As previously explained in this guide, the SWS sleep stage will begin at around the 25 minute mark when the need is high but the pressure is low, even with no sleep compression. Consequently this is exactly what happens - after the first day or two, every nap ends in SWS without any effort, because the nap is long enough to pass this SWS boundary. In contrast, with a 20 minute nap-only schedule like Uberman, you have to wait either for SWS pressure to hit a peak or for the sleep cycle to compress enough that the naps are able to get SWS, so you get none at all to start with.
The naps on Dymaxion subsequently end up being harder to wake from than those in the early days of Uberman, because they ALL end in SWS from the beginning, which results in groggy wake up from every nap until the body gets used to the nap length and performs wake time programming. Due to the constant SWS wakes, hearing alarms is even more difficult than on Uberman, with even less likelyhood that willpower will work as a method of getting you out of bed. The fact that every nap has some small amount of SWS also results in a significant delay to the arrival of the SWS rebound, which delays the adaptation process. On top of this, the SWS-ending naps have the disadvantage of significantly reduced chance of dream memory retention, and do not feel very euphoric upon waking. I've previously heard the naps during the early stages of a Dymaxion adaptation being described as 'like dying'.

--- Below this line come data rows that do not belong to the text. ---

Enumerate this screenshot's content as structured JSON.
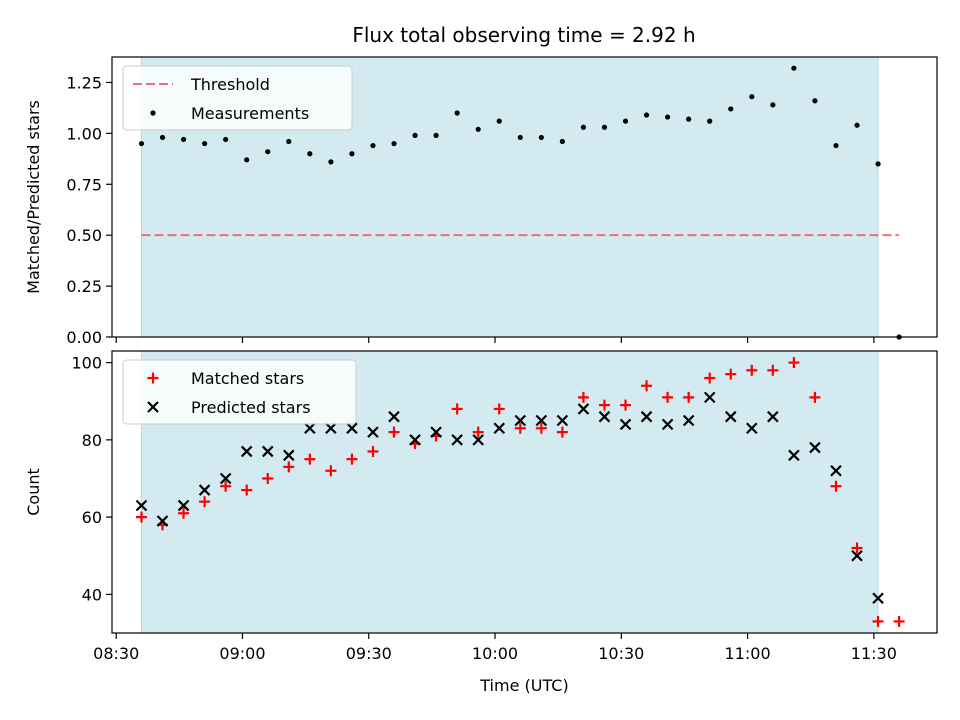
{
  "title": "Flux total observing time = 2.92 h",
  "chart_data": [
    {
      "type": "scatter",
      "panel": "ratio",
      "ylabel": "Matched/Predicted stars",
      "xlabel": "",
      "ylim": [
        0,
        1.375
      ],
      "yticks": [
        0.0,
        0.25,
        0.5,
        0.75,
        1.0,
        1.25
      ],
      "ytick_labels": [
        "0.00",
        "0.25",
        "0.50",
        "0.75",
        "1.00",
        "1.25"
      ],
      "shaded_span": {
        "start": "08:36",
        "end": "11:31",
        "color": "#d3eaf0"
      },
      "legend": {
        "position": "top-left",
        "entries": [
          "Threshold",
          "Measurements"
        ]
      },
      "threshold": {
        "name": "Threshold",
        "value": 0.5,
        "from": "08:36",
        "to": "11:36",
        "color": "#f07070"
      },
      "series": [
        {
          "name": "Measurements",
          "marker": "dot",
          "color": "#000000",
          "x": [
            "08:36",
            "08:41",
            "08:46",
            "08:51",
            "08:56",
            "09:01",
            "09:06",
            "09:11",
            "09:16",
            "09:21",
            "09:26",
            "09:31",
            "09:36",
            "09:41",
            "09:46",
            "09:51",
            "09:56",
            "10:01",
            "10:06",
            "10:11",
            "10:16",
            "10:21",
            "10:26",
            "10:31",
            "10:36",
            "10:41",
            "10:46",
            "10:51",
            "10:56",
            "11:01",
            "11:06",
            "11:11",
            "11:16",
            "11:21",
            "11:26",
            "11:31",
            "11:36"
          ],
          "y": [
            0.95,
            0.98,
            0.97,
            0.95,
            0.97,
            0.87,
            0.91,
            0.96,
            0.9,
            0.86,
            0.9,
            0.94,
            0.95,
            0.99,
            0.99,
            1.1,
            1.02,
            1.06,
            0.98,
            0.98,
            0.96,
            1.03,
            1.03,
            1.06,
            1.09,
            1.08,
            1.07,
            1.06,
            1.12,
            1.18,
            1.14,
            1.32,
            1.16,
            0.94,
            1.04,
            0.85,
            0.0
          ]
        }
      ]
    },
    {
      "type": "scatter",
      "panel": "count",
      "ylabel": "Count",
      "xlabel": "Time (UTC)",
      "ylim": [
        30,
        103
      ],
      "yticks": [
        40,
        60,
        80,
        100
      ],
      "ytick_labels": [
        "40",
        "60",
        "80",
        "100"
      ],
      "xlim": [
        "08:29",
        "11:45"
      ],
      "xticks": [
        "08:30",
        "09:00",
        "09:30",
        "10:00",
        "10:30",
        "11:00",
        "11:30"
      ],
      "xtick_labels": [
        "08:30",
        "09:00",
        "09:30",
        "10:00",
        "10:30",
        "11:00",
        "11:30"
      ],
      "shaded_span": {
        "start": "08:36",
        "end": "11:31",
        "color": "#d3eaf0"
      },
      "legend": {
        "position": "top-left",
        "entries": [
          "Matched stars",
          "Predicted stars"
        ]
      },
      "series": [
        {
          "name": "Matched stars",
          "marker": "plus",
          "color": "#ff0000",
          "x": [
            "08:36",
            "08:41",
            "08:46",
            "08:51",
            "08:56",
            "09:01",
            "09:06",
            "09:11",
            "09:16",
            "09:21",
            "09:26",
            "09:31",
            "09:36",
            "09:41",
            "09:46",
            "09:51",
            "09:56",
            "10:01",
            "10:06",
            "10:11",
            "10:16",
            "10:21",
            "10:26",
            "10:31",
            "10:36",
            "10:41",
            "10:46",
            "10:51",
            "10:56",
            "11:01",
            "11:06",
            "11:11",
            "11:16",
            "11:21",
            "11:26",
            "11:31",
            "11:36"
          ],
          "y": [
            60,
            58,
            61,
            64,
            68,
            67,
            70,
            73,
            75,
            72,
            75,
            77,
            82,
            79,
            81,
            88,
            82,
            88,
            83,
            83,
            82,
            91,
            89,
            89,
            94,
            91,
            91,
            96,
            97,
            98,
            98,
            100,
            91,
            68,
            52,
            33,
            33
          ]
        },
        {
          "name": "Predicted stars",
          "marker": "x",
          "color": "#000000",
          "x": [
            "08:36",
            "08:41",
            "08:46",
            "08:51",
            "08:56",
            "09:01",
            "09:06",
            "09:11",
            "09:16",
            "09:21",
            "09:26",
            "09:31",
            "09:36",
            "09:41",
            "09:46",
            "09:51",
            "09:56",
            "10:01",
            "10:06",
            "10:11",
            "10:16",
            "10:21",
            "10:26",
            "10:31",
            "10:36",
            "10:41",
            "10:46",
            "10:51",
            "10:56",
            "11:01",
            "11:06",
            "11:11",
            "11:16",
            "11:21",
            "11:26",
            "11:31"
          ],
          "y": [
            63,
            59,
            63,
            67,
            70,
            77,
            77,
            76,
            83,
            83,
            83,
            82,
            86,
            80,
            82,
            80,
            80,
            83,
            85,
            85,
            85,
            88,
            86,
            84,
            86,
            84,
            85,
            91,
            86,
            83,
            86,
            76,
            78,
            72,
            50,
            39
          ]
        }
      ]
    }
  ]
}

Nevertheless, some people seem to prefer this schedule compared to Uberman. It certainly allows for much greater time awake between naps, which can be appealing.
The same rules apply to Dymaxion adaptations as to Uberman ones. And likewise, without a human supervisor, you basically stand no chance at all of adapting to the schedule.

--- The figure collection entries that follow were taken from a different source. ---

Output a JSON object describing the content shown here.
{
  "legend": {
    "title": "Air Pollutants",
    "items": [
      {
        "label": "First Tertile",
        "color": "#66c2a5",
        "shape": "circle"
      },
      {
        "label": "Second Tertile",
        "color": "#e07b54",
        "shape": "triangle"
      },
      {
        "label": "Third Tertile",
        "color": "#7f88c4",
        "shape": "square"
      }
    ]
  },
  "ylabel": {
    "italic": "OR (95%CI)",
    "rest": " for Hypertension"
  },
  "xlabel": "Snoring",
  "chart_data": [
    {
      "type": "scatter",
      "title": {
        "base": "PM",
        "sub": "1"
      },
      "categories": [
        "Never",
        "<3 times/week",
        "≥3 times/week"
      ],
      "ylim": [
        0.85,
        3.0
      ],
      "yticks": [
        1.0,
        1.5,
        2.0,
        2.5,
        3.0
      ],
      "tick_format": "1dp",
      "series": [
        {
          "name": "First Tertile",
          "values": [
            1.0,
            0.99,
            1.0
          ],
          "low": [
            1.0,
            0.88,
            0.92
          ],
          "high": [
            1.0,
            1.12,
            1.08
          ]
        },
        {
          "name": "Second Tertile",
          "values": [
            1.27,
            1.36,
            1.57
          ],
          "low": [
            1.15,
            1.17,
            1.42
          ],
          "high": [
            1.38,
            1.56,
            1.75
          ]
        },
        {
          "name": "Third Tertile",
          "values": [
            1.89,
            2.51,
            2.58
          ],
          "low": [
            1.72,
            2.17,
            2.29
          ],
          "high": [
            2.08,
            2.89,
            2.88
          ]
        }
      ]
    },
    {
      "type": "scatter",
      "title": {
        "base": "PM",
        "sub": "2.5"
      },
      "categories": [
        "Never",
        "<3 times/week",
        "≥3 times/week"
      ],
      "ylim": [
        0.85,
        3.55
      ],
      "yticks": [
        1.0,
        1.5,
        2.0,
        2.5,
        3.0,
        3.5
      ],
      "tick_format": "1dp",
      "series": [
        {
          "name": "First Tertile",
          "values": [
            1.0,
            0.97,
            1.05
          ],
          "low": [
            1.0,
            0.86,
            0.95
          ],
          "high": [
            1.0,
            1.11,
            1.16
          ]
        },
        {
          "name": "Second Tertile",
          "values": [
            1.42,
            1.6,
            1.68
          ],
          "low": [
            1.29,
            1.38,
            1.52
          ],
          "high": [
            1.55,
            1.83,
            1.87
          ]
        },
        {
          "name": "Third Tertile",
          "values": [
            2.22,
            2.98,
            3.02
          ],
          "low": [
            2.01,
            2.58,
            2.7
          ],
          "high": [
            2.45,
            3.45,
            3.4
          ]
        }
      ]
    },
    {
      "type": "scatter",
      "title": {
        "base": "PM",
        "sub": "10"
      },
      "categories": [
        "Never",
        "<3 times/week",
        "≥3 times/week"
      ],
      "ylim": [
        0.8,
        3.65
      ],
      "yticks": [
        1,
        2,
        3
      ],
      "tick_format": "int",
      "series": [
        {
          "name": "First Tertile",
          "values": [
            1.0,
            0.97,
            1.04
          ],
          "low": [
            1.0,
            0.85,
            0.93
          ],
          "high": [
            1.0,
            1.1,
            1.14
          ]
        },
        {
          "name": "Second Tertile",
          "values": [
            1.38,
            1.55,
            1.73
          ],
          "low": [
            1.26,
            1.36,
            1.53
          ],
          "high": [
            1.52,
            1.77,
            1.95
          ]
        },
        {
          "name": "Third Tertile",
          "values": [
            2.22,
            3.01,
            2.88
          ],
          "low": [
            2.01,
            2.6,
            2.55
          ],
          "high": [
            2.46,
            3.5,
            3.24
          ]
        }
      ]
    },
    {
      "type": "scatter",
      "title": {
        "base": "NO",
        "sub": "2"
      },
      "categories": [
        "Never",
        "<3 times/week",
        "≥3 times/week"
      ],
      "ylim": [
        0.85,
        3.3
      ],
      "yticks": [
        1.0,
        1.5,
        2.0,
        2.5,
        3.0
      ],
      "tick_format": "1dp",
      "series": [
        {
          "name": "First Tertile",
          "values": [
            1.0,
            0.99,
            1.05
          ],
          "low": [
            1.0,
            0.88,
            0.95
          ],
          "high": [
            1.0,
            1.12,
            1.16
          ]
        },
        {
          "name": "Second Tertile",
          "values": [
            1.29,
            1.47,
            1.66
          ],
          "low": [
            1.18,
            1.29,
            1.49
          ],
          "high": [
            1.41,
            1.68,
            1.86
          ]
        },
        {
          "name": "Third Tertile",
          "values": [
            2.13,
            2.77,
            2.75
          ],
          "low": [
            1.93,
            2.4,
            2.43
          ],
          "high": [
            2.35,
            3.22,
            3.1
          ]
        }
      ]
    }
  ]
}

Here are some possible transitional schedules you could try if you want to take a stab at a gradual adaptation:
Adaptation difficulty: HARD (Bimaxion) / VERY HARD (Trimaxion)
These experimental '-maxion' transitional schedules follow a similar concept to those for Uberman. This essentially results in Dymaxion-style schedules where either 1 or 2 naps end up being replaced with cores. The transition approach is similar (usually Bimaxion -> Trimaxion -> Dymaxion) and suffers from the same issues as Uberman's transitional schedules.
In a weird choice of naming, the Bimaxion schedule used to be known as Quadphasic, which was a super dumb name. Fortunately it's not called that any more.
Adaptation difficulty: INSANELY HARD
Also known as: D6
This schedule consists of six equidistant 30-minute naps and is often mislabelled as Uberman, because it is essentially Uberman with 30-minute naps instead of 20-minute ones, giving it Dymaxion's universally crappier wakes. While I've heard of a tiny minority who pulled this one off successfully, it's likely to feel suckier than Uberman in the long term while having almost the exact same levels of inconvenience. The design of the schedule means it will largely suffer from all of the same adaptation issues as other nap-only schedules as well. Consequently, I really don't recommend this schedule.
n.b. Due to the sheer insanity of nap-only schedules and the increased wake difficulty given by 30-minute naps, I opted to keep this schedule under the INSANELY HARD difficulty despite it having a sleep total of 3 hours that would normally have qualified it for VERY HARD difficulty.